My friend gave me a question that he found on the internet, and he asked me if I knew where to begin, and I simply said, Sorry pal, I have no idea where to begin. That is why I would like to share this question with the MSE.

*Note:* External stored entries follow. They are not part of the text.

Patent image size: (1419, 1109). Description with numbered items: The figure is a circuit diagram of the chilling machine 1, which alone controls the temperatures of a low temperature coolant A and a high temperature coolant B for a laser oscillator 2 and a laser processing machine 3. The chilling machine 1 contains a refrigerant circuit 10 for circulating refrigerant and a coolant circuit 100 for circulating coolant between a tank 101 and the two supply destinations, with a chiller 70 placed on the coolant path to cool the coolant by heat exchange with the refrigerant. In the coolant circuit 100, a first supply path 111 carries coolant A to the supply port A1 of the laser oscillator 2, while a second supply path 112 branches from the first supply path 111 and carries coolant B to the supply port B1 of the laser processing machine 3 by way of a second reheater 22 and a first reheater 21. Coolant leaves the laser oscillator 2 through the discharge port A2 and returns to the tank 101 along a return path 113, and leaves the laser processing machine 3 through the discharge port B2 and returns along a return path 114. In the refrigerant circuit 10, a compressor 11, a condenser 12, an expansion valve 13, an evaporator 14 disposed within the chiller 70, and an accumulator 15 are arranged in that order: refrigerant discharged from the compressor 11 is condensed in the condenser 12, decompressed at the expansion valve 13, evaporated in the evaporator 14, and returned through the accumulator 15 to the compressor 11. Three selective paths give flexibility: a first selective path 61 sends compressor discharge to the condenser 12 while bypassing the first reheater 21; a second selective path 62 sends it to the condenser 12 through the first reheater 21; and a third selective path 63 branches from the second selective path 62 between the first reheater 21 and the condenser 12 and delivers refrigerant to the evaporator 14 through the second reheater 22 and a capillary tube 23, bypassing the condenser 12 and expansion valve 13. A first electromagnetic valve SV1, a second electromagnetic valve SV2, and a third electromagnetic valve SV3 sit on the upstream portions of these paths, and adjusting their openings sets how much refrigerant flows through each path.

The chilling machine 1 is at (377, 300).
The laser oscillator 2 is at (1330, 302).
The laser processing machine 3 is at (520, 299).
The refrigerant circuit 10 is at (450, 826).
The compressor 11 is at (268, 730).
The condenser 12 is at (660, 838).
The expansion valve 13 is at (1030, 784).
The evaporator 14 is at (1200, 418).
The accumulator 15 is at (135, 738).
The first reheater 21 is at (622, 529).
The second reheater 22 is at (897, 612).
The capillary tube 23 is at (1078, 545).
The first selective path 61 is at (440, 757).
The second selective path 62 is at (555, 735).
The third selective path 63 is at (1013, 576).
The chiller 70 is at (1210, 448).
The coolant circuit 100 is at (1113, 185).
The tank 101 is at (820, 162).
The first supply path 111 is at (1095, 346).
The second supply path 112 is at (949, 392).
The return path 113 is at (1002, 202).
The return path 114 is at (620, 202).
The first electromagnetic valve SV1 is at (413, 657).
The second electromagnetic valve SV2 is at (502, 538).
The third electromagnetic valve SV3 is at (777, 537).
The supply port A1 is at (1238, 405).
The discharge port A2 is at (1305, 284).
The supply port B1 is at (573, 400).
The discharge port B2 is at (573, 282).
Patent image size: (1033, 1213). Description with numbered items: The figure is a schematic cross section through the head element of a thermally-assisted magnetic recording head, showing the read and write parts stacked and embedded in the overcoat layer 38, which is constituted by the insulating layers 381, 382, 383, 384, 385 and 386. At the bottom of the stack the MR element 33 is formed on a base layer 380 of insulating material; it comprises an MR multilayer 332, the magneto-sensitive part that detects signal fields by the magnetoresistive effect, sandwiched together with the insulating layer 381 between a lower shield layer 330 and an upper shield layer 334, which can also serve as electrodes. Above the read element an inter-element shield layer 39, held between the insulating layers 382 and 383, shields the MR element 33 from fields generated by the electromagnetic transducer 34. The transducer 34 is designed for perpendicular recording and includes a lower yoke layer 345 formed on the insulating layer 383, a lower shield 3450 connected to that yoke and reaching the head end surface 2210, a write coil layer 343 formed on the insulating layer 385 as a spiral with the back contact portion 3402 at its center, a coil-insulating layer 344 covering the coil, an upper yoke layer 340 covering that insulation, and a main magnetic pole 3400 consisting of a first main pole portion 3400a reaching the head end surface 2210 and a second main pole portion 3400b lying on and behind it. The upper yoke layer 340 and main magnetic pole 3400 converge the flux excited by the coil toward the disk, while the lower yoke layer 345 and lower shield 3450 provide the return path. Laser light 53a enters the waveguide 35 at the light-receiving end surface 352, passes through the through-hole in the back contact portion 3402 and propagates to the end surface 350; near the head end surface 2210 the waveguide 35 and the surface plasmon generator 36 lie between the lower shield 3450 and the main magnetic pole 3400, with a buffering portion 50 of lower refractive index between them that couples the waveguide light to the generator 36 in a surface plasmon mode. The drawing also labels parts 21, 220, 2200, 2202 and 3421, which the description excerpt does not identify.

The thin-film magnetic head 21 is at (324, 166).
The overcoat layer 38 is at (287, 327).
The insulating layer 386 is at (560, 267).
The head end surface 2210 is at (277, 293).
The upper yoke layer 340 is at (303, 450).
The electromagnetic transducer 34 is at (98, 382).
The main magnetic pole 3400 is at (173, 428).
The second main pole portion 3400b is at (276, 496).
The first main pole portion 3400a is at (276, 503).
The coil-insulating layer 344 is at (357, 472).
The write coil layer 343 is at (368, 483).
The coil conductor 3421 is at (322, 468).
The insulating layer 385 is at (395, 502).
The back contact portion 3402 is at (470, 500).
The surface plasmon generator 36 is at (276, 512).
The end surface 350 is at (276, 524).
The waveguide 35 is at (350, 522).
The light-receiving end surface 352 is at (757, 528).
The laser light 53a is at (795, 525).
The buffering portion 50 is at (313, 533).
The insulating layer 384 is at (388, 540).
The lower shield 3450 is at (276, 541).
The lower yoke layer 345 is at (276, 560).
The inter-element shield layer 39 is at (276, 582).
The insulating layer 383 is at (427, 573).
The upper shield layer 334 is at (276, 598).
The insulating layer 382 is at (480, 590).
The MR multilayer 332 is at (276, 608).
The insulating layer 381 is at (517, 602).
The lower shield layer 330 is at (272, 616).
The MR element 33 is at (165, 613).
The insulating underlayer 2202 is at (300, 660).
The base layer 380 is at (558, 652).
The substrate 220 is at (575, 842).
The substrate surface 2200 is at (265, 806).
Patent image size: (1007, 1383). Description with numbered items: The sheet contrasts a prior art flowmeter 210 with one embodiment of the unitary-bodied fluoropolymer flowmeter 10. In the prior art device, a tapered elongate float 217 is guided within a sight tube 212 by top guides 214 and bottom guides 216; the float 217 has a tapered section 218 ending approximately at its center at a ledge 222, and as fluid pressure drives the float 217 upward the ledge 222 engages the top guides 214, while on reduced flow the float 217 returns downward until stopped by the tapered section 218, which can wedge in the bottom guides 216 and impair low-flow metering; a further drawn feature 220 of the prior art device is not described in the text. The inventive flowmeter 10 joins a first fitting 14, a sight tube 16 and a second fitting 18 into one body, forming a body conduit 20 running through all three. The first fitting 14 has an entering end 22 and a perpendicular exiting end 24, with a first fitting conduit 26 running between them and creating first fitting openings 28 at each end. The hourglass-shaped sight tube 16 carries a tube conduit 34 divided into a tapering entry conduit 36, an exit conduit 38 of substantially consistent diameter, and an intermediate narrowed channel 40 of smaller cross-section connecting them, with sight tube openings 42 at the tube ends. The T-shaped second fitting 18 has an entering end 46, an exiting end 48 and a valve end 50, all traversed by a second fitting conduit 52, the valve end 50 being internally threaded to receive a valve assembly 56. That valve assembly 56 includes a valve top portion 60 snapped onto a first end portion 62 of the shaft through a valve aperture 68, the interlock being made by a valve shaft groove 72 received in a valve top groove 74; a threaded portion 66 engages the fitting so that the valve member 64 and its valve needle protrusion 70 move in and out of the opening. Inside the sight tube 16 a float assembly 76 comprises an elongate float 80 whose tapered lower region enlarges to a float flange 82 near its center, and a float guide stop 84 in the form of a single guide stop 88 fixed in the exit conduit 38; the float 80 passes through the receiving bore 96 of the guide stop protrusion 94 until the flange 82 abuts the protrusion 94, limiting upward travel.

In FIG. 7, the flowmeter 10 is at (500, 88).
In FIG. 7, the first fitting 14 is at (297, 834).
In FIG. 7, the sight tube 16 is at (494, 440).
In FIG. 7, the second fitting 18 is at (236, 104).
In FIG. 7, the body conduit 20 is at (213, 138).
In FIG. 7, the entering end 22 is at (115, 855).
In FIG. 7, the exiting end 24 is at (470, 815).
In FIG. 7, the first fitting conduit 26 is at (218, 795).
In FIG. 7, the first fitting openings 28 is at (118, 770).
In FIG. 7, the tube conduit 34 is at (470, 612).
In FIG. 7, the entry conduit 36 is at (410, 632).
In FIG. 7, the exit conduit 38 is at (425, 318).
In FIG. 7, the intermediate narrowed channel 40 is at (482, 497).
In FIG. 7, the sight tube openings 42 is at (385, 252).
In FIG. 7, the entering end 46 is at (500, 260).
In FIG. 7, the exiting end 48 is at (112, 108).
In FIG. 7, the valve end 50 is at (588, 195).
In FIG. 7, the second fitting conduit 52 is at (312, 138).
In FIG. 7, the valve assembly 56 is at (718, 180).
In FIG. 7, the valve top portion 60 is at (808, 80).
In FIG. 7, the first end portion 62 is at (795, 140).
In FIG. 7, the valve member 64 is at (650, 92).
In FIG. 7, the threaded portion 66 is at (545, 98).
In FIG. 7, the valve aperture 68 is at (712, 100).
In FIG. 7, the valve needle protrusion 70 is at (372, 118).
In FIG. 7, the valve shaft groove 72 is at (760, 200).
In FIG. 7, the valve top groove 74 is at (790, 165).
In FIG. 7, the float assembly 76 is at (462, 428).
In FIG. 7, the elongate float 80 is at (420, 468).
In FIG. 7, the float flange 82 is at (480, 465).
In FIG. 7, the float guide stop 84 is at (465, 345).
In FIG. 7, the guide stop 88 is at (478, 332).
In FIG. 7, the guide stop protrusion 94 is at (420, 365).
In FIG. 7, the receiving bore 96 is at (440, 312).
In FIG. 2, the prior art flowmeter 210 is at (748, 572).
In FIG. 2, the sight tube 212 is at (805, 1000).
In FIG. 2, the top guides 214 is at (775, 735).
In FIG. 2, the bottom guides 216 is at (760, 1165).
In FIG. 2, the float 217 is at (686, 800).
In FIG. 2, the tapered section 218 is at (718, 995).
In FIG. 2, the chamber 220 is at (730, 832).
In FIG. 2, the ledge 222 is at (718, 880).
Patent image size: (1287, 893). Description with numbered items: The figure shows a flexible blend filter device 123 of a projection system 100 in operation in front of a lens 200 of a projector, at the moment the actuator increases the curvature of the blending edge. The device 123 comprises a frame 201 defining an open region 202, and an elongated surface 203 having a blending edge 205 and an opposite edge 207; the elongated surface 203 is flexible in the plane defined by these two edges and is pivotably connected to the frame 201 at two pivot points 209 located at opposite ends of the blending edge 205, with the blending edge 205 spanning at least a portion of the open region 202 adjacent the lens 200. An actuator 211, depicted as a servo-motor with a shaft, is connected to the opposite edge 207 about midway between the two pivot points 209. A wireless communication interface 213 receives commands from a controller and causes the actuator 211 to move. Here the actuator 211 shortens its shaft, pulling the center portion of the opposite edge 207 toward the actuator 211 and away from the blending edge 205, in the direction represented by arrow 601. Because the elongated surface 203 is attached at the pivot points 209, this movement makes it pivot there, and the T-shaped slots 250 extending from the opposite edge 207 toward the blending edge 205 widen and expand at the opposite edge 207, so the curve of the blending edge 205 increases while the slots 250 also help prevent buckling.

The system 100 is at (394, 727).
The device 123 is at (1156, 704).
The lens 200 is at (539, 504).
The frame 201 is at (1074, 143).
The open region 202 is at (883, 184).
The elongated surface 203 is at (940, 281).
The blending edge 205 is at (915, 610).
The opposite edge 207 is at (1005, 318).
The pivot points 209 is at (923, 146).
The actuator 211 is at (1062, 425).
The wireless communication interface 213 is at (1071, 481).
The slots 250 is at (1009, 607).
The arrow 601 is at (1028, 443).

Solve for $x$, $$\frac{\pi}{5\sqrt{x + 2}} = \frac 12\sum_{i=0}^\infty\frac{(i!)^2}{x^{2i + 1}(2i + 1)!}$$
Thank you in advance.
P.S. Try not to skip too many steps in the working out, and feel free to provide a hint in the end so I can have a little bit of a challenge :)
On
Notice, that for $|z|<1$, $$\sum_{i=1}^\infty\frac{(2z)^{2i}}{\binom{2i}{i}} =\frac1{1-z^2}\left[z^2+\frac{z\arcsin(z)}{\sqrt{1-z^2}}\right]$$ (for a proof see Does the series $ \sum_{i=1}^{\infty}\frac{2^{i-1}(i-1)!}{\prod_{j=1}^{i}(2j+1)}$ converge and if so, to what?) and by integration we get $$\sum_{i=0}^\infty\frac{(2z)^{2i+1}}{(2i+1)\binom{2i}{i}}= \frac{2\arcsin(z)}{\sqrt{1-z^2}}.$$ Then by letting $2z=1/x$, your equation is $$\frac{\pi}{5\sqrt{x + 2}} = \frac 12\sum_{i=0}^\infty\frac{(1/x)^{2i + 1}}{(2i + 1)\binom{2i}{i}}=\frac{\arcsin(1/(2x))}{\sqrt{1-1/(2x)^2}}.$$ Can you take it from here?
P.S. The unique solution should be the golden ratio $x=\varphi=\frac{\sqrt{5}+1}{2}$ (recall that $\sin(\pi/10)=1/(2\varphi)$).
On
Using the Beta Function integral: $$ \int_0^1t^k(1-t)^k\,\mathrm{d}t=\frac{k!^2}{(2k+1)!} $$ Therefore, $$ \begin{align} \frac12\sum_{k=0}^\infty\frac{k!^2}{(2k+1)!}x^{-2k-1} &=\frac1{2x}\sum_{k=0}^\infty\int_0^1\frac{t^k(1-t)^k}{x^{2k}}\,\mathrm{d}t\\ &=\frac1{2x}\int_0^1\frac{x^2}{x^2-t(1-t)}\,\mathrm{d}t\\[6pt] &=\frac x2\int_0^1\frac1{\left(t-\frac12\right)^2+x^2-\frac14}\,\mathrm{d}t\\ &=\frac x{2\sqrt{x^2-\frac14}}\int_{-\frac1{2\sqrt{x^2-\frac14}}}^{\frac1{2\sqrt{x^2-\frac14}}}\frac1{t^2+1}\,\mathrm{d}t\\ &=\frac{2x}{\sqrt{4x^2-1}}\tan^{-1}\left(\frac1{\sqrt{4x^2-1}}\right)\\[9pt] &=\frac{2x}{\sqrt{4x^2-1}}\sin^{-1}\left(\frac1{|2x|}\right) \end{align} $$
Hint: I will only show you how to compute the infinite sum.
Let $t = \dfrac{1}{x}$ and $f(t) = \sum\limits_{n=0}^{\infty}\tfrac{(n!)^2}{(2n+1)!}t^{2n+1}$ and observe that $f'(t) =1+ \sum\limits_{n=1}^{\infty}\dfrac{t^{2n}}{\binom{2n}{n}}$ as well as $$\int_{0}^t\tfrac{f'(u)-1}{u}du = \sum\limits_{n= 1}^{\infty}\dfrac{t^{2n}}{2n\binom{2n}{n}} = \dfrac{t}{\sqrt{4-t^2}}\arcsin\frac{t}{2}$$ when the latter is known as Lehmer's identity and is valid when $|t|<2.$